Rudiantara mengatakan Jack Ma dalam pertemuan tersebut, menyampaikan bahwa dia akan datang bukan sebagai perusahaan Tiongkok, namun akan mengembangkan ekosistem agar UMKM, masyarakat suburban dan pedesaan, khususnya di dunia sedang berkembang sehingga bisa mendapat nilai tambah ekonomi dengan memanfaatkan perkembangan teknologi.
"Dalam kesempatan tersebut, kedua belah pihak membahas pentingnya infrastruktur TIK yang memberikan akses ke seluruh lapisan masyarakat dan penjuru negara," kata dia dikutip dari Antara, Selasa 22 Agustus 2017.

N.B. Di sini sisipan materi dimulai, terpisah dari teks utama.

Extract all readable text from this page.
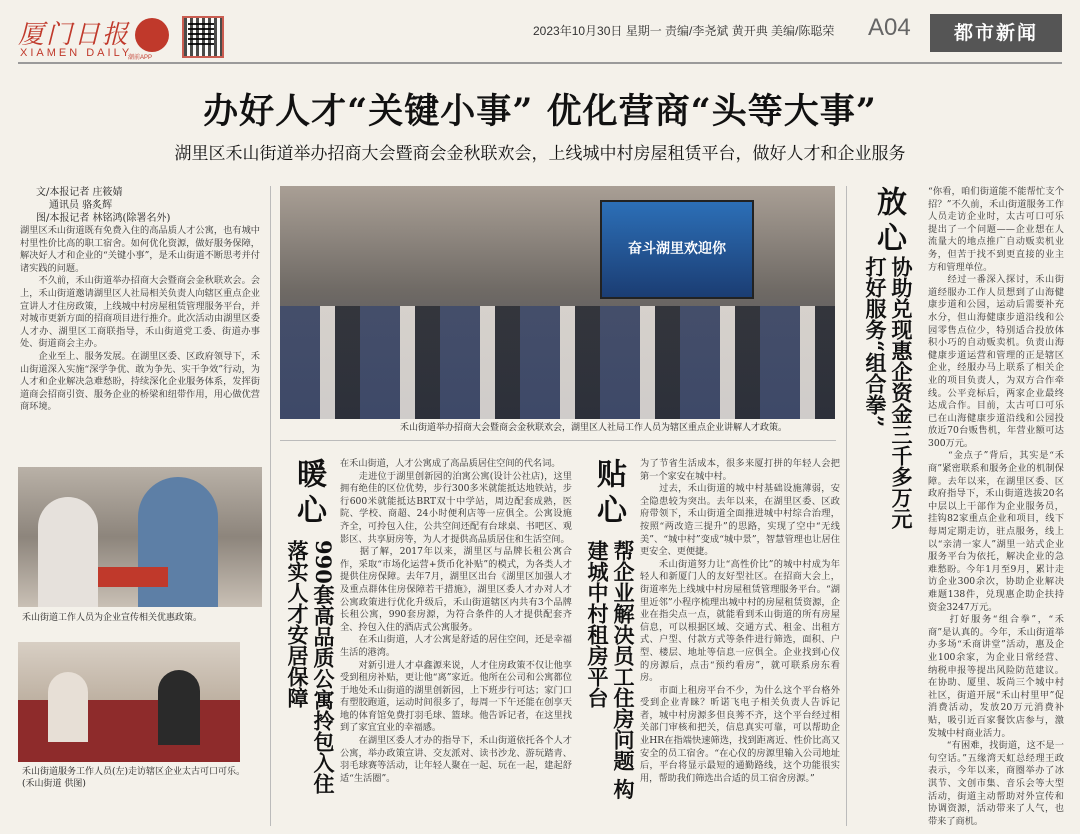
厦门日报
XIAMEN DAILY
潮前APP
2023年10月30日 星期一 责编/李尧斌 黄开典 美编/陈聪荣 A04	都市新闻
办好人才“关键小事” 优化营商“头等大事”
湖里区禾山街道举办招商大会暨商会金秋联欢会，上线城中村房屋租赁平台，做好人才和企业服务
文/本报记者 庄筱婧
通讯员 骆炙辉
图/本报记者 林铭鸿(除署名外)
湖里区禾山街道既有免费入住的高品质人才公寓，也有城中村里性价比高的职工宿舍。如何优化资源，做好服务保障，解决好人才和企业的“关键小事”，是禾山街道不断思考并付诸实践的问题。
　　不久前，禾山街道举办招商大会暨商会金秋联欢会。会上，禾山街道邀请湖里区人社局相关负责人向辖区重点企业宣讲人才住房政策，上线城中村房屋租赁管理服务平台，并对城市更新方面的招商项目进行推介。此次活动由湖里区委人才办、湖里区工商联指导，禾山街道党工委、街道办事处、街道商会主办。
　　企业至上、服务发展。在湖里区委、区政府领导下，禾山街道深入实施“深学争优、敢为争先、实干争效”行动，为人才和企业解决急难愁盼，持续深化企业服务体系，发挥街道商会招商引资、服务企业的桥梁和纽带作用，用心做优营商环境。
禾山街道工作人员为企业宣传相关优惠政策。
禾山街道服务工作人员(左)走访辖区企业太古可口可乐。      (禾山街道 供图)
奋斗湖里欢迎你
禾山街道举办招商大会暨商会金秋联欢会，湖里区人社局工作人员为辖区重点企业讲解人才政策。
暖心
990套高品质公寓拎包入住 落实人才安居保障
在禾山街道，人才公寓成了高品质居住空间的代名词。
　　走进位于湖里创新园的泊寓公寓(设计公社店)，这里拥有绝佳的区位优势，步行300多米就能抵达地铁站，步行600米就能抵达BRT双十中学站，周边配套成熟，医院、学校、商超、24小时便利店等一应俱全。公寓设施齐全，可拎包入住，公共空间还配有台球桌、书吧区、观影区、共享厨房等，为人才提供高品质居住和生活空间。
　　据了解，2017年以来，湖里区与品牌长租公寓合作，采取“市场化运营+货币化补贴”的模式，为各类人才提供住房保障。去年7月，湖里区出台《湖里区加强人才及重点群体住房保障若干措施》，湖里区委人才办对人才公寓政策进行优化升级后，禾山街道辖区内共有3个品牌长租公寓，990套房源，为符合条件的人才提供配套齐全、拎包入住的酒店式公寓服务。
　　在禾山街道，人才公寓是舒适的居住空间，还是幸福生活的港湾。
　　对新引进人才卓鑫源来说，人才住房政策不仅让他享受到租房补贴，更让他“离”家近。他所在公司和公寓都位于地处禾山街道的湖里创新园，上下班步行可达；家门口有塑胶跑道，运动时间很多了，每周一下午还能在创享天地的体育馆免费打羽毛球、篮球。他告诉记者，在这里找到了家宜宜业的幸福感。
　　在湖里区委人才办的指导下，禾山街道依托各个人才公寓，举办政策宣讲、交友派对、读书沙龙、游玩踏青、羽毛球赛等活动，让年轻人聚在一起、玩在一起，建起舒适“生活圈”。
贴心
帮企业解决员工住房问题 构建城中村租房平台
为了节省生活成本，很多来厦打拼的年轻人会把第一个家安在城中村。
　　过去，禾山街道的城中村基础设施薄弱，安全隐患较为突出。去年以来，在湖里区委、区政府带领下，禾山街道全面推进城中村综合治理，按照“两改造三提升”的思路，实现了空中“无线美”、“城中村”变成“城中景”，智慧管理也让居住更安全、更便捷。
　　禾山街道努力让“高性价比”的城中村成为年轻人和新厦门人的友好型社区。在招商大会上，街道率先上线城中村房屋租赁管理服务平台。“湖里近邻”小程序梳理出城中村的房屋租赁资源，企业在指尖点一点，就能看到禾山街道的所有房屋信息，可以根据区域、交通方式、租金、出租方式、户型、付款方式等条件进行筛选，面积、户型、楼层、地址等信息一应俱全。企业找到心仪的房源后，点击“预约看房”，就可联系房东看房。
　　市面上租房平台不少，为什么这个平台格外受到企业青睐？昕诺飞电子相关负责人告诉记者，城中村房源多但良莠不齐，这个平台经过相关部门审核和把关，信息真实可靠，可以帮助企业HR在指端快速筛选，找到距离近、性价比高又安全的员工宿舍。“在心仪的房源里输入公司地址后，平台将显示最短的通勤路线，这个功能很实用，帮助我们筛选出合适的员工宿舍房源。”
放心
协助兑现惠企资金三千多万元 打好服务“组合拳”
“你看，咱们街道能不能帮忙支个招？”不久前，禾山街道服务工作人员走访企业时，太古可口可乐提出了一个问题——企业想在人流量大的地点推广自动贩卖机业务，但苦于找不到更直接的业主方和管理单位。
　　经过一番深入探讨，禾山街道经服办工作人员想到了山海健康步道和公园，运动后需要补充水分，但山海健康步道沿线和公园零售点位少，特别适合投放体积小巧的自动贩卖机。负责山海健康步道运营和管理的正是辖区企业，经服办马上联系了相关企业的项目负责人，为双方合作牵线。公平竞标后，两家企业最终达成合作。目前，太古可口可乐已在山海健康步道沿线和公园投放近70台贩售机，年营业额可达300万元。
　　“金点子”背后，其实是“禾商”紧密联系和服务企业的机制保障。去年以来，在湖里区委、区政府指导下，禾山街道选拔20名中层以上干部作为企业服务员，挂钩82家重点企业和项目，线下每周定期走访，驻点服务，线上以“亲清一家人”湖里一站式企业服务平台为依托，解决企业的急难愁盼。今年1月至9月，累计走访企业300余次，协助企业解决难题138件，兑现惠企助企扶持资金3247万元。
　　打好服务“组合拳”，“禾商”是认真的。今年，禾山街道举办多场“禾商讲堂”活动，惠及企业100余家，为企业日常经营、纳税申报等提出风险防范建议。在协助、厦里、坂尚三个城中村社区，街道开展“禾山村里甲”促消费活动，发放20万元消费补贴，吸引近百家餐饮店参与，激发城中村商业活力。
　　“有困难，找街道，这不是一句空话。”五缘湾天虹总经理王政表示，今年以来，商圈举办了冰淇节、文创市集、音乐会等大型活动，街道主动帮助对外宣传和协调资源，活动带来了人气，也带来了商机。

Infrastruktur TIK, lanjut Menkominfo, akan memberikan manfaat yang jauh lebih besar bagi masyarakat di pedesaan maupun UMKM dibanding masyarakat perkotaan karena masyarakat perkotaan sudah memiliki infrastruktur tradisional, supermarket, mal dan lain-lain. Selain itu, infrastruktur TIK harus dijadikan proses lompatan bagi masyarakat pedesaan dan UMKM dalam aktivitasnya di ekonomi baru.
"Paralel dengan pembangunan infrastruktur TIK, Indonesia juga akan segera melakukan transformasi sistem logistik, agar pergerakan barang menjadi lebih mudah dan efisien. Juga sistem pembayaran harus menjadi ekosistem strategis dari pegembangan e-commerce," pungkas Rudi.